I guess i misread your tone common problem when you can't have direct conversation.. Glad to hear your up for experimentation. Sorry I guess I asked the wrong initial question to move the conversation to the issues I and I can tell you guys feel can hinder and make this style of layout null or not worth it. I have read the attached paper in this thread but was wondering what the real demands are for wood fires (ie air/fuel ratio, air feed rate, fuel quality(dry or wet wood, hard or soft wood), etc..). What makes normal natural draft effective at air induction is unimpeded air flow to allow the vacuum created to easily pull in air. Now I know trying to duct in air you get resistance at the inlet, every turn or change in geometry and then at the outlet. If this resistance can be kept low enough I feel enough air could get in for partial gas ignition. Now has anyone tried something like this. I feel the rate at which air can be pulled in naturally to aide the burn is the real concern of most people including myself. Seems effective enough in wood stoves and vacuum is proportional to rate of burn so with the faster rate of burn higher vacuum will be created. The real question is that higher vacuum enough to take advantage of for AOF. My aims are to make an arch anyways I can start with the NA(Naturally Aspirated) version first and either modify or ditch and make new manifolds if forced induction is necessary.
RileySugarbush
03-06-2012, 12:27 AM
You can probably pull in enough air over the fire to burn all of the fuel above the fire, even with natural draft. I think the limitation you will run into is that, working with the very low differential pressure of natural draft, the air velocity will be very low. So you will end up with an unmixed or slowly mixing stream of air that travels along with the unburned gases and doesn't really mix with them until they have traveled past the pans. Combustion in the stack doesn't help any more than the combustion we often see at the top of the stack. The real trick with AOF is to balance the mount of air you introduce: Just enough under fire to have the correct reaction rate and exactly the right rate of AOF to completely burn the gases before they are past the pans. To do that efficiently, you need very quick mixing that is best accomplished with optimally oriented, high speed jets of air, right above the fuel.

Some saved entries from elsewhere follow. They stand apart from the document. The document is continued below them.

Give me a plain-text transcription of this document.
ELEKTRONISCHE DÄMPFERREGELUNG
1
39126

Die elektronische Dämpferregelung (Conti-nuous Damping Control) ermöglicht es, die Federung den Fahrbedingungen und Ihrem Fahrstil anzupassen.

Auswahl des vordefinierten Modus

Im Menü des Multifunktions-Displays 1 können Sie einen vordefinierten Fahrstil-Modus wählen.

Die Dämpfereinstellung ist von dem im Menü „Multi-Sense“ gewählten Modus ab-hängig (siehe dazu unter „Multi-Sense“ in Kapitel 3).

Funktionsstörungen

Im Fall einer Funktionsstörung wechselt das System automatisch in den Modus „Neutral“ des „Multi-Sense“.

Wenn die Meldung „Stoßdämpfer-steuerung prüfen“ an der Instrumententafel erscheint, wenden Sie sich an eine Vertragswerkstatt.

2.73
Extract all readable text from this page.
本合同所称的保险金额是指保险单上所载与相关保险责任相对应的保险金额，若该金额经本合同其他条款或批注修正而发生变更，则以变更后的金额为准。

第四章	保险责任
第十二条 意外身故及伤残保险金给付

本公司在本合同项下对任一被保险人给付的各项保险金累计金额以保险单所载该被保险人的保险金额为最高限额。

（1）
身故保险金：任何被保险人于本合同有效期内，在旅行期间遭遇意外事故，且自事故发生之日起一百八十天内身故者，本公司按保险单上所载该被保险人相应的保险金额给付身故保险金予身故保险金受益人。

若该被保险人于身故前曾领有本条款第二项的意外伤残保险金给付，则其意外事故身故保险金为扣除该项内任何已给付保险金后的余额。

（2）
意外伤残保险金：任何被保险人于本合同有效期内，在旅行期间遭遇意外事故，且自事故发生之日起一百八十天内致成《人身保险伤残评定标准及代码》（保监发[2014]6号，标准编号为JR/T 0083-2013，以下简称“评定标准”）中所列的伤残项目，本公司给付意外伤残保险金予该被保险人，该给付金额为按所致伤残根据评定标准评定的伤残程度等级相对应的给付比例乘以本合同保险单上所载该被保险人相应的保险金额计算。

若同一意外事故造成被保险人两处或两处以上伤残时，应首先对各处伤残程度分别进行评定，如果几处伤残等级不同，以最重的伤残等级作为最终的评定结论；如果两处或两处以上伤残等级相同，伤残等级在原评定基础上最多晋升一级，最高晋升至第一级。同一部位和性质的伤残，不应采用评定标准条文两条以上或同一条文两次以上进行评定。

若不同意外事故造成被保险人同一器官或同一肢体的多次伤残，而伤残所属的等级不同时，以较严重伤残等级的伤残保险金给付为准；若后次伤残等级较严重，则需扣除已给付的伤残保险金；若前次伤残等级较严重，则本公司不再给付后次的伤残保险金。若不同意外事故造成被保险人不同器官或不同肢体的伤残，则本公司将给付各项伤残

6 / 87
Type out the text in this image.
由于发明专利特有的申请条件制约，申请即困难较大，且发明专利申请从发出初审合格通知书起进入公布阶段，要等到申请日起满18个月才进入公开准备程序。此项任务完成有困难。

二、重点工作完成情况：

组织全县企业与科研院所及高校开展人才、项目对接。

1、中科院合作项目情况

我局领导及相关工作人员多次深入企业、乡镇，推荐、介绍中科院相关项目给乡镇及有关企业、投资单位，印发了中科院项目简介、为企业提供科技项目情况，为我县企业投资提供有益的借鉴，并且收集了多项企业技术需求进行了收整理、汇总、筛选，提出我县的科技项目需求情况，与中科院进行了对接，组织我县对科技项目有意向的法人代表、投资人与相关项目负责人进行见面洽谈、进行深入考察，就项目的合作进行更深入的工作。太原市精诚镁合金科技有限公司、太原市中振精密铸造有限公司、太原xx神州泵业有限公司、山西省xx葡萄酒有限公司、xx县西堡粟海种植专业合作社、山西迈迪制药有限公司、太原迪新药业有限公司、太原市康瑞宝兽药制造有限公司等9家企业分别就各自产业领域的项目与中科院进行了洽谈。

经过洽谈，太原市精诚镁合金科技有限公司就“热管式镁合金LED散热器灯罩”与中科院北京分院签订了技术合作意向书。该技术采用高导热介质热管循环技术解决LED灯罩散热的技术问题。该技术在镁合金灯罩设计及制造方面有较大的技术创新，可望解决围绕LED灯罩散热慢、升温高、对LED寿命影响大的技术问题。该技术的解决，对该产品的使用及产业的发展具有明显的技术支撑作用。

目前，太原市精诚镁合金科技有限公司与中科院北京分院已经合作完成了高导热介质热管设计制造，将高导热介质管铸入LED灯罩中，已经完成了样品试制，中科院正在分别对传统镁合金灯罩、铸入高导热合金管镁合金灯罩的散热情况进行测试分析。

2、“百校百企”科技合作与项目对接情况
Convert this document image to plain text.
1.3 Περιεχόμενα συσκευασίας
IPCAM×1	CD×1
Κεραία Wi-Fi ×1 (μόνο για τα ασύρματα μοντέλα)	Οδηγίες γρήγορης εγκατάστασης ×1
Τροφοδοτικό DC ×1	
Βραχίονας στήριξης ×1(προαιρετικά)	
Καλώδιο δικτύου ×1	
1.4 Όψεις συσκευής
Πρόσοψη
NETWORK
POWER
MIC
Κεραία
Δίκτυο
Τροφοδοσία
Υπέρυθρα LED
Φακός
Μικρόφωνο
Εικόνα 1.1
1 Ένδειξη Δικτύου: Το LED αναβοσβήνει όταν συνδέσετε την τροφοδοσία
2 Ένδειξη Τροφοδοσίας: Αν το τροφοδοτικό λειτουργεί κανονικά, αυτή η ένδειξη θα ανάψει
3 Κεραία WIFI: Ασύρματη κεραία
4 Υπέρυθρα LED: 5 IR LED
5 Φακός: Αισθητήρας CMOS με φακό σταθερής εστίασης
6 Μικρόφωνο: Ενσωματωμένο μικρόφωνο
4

Well, that's my take on it, anyway......
I try to run mine with the under fire air as low as I can and, with my set up, the over fire air full open, which is about 100CFM.
Mogli
03-06-2012, 09:25 PM
ok so there is some agreement that there will be at least partial burn of the gas but prolly not worth the effort of making such a manifold for such a gamble in burn rate. Looks like once i get a tower built this summer i'll abuse my free year of solidworks and run flow simulations on a bunch of set ups to see which gets the best mixing. It would finally give me something to work on that I want to in the terms of CFD.
RileySugarbush
03-06-2012, 10:42 PM
Sounds good. I'd like to see the results. Will you be a able to model the volume change due to added combustion/thermal expansion in the mix zone?
Mogli
03-07-2012, 12:44 PM
Sounds good. I'd like to see the results. Will you be a able to model the volume change due to added combustion/thermal expansion in the mix zone?
Gonna start with simple simulations to see what type of air can be drawn in under natural vacuum and how to maximize draw, velocity and swirl. Gonna model both the AOF and AUF together to see what kinda swirl they create without the heat source. I should be able to add multiphysics to it and due a heat source in the center of say () btu/hr but gotta see what type of machine i can afford to put together. Multiphysics simulations are computationally exhaustive so it depends what i have capabilities to run without crashing or literally taking over a week to solve.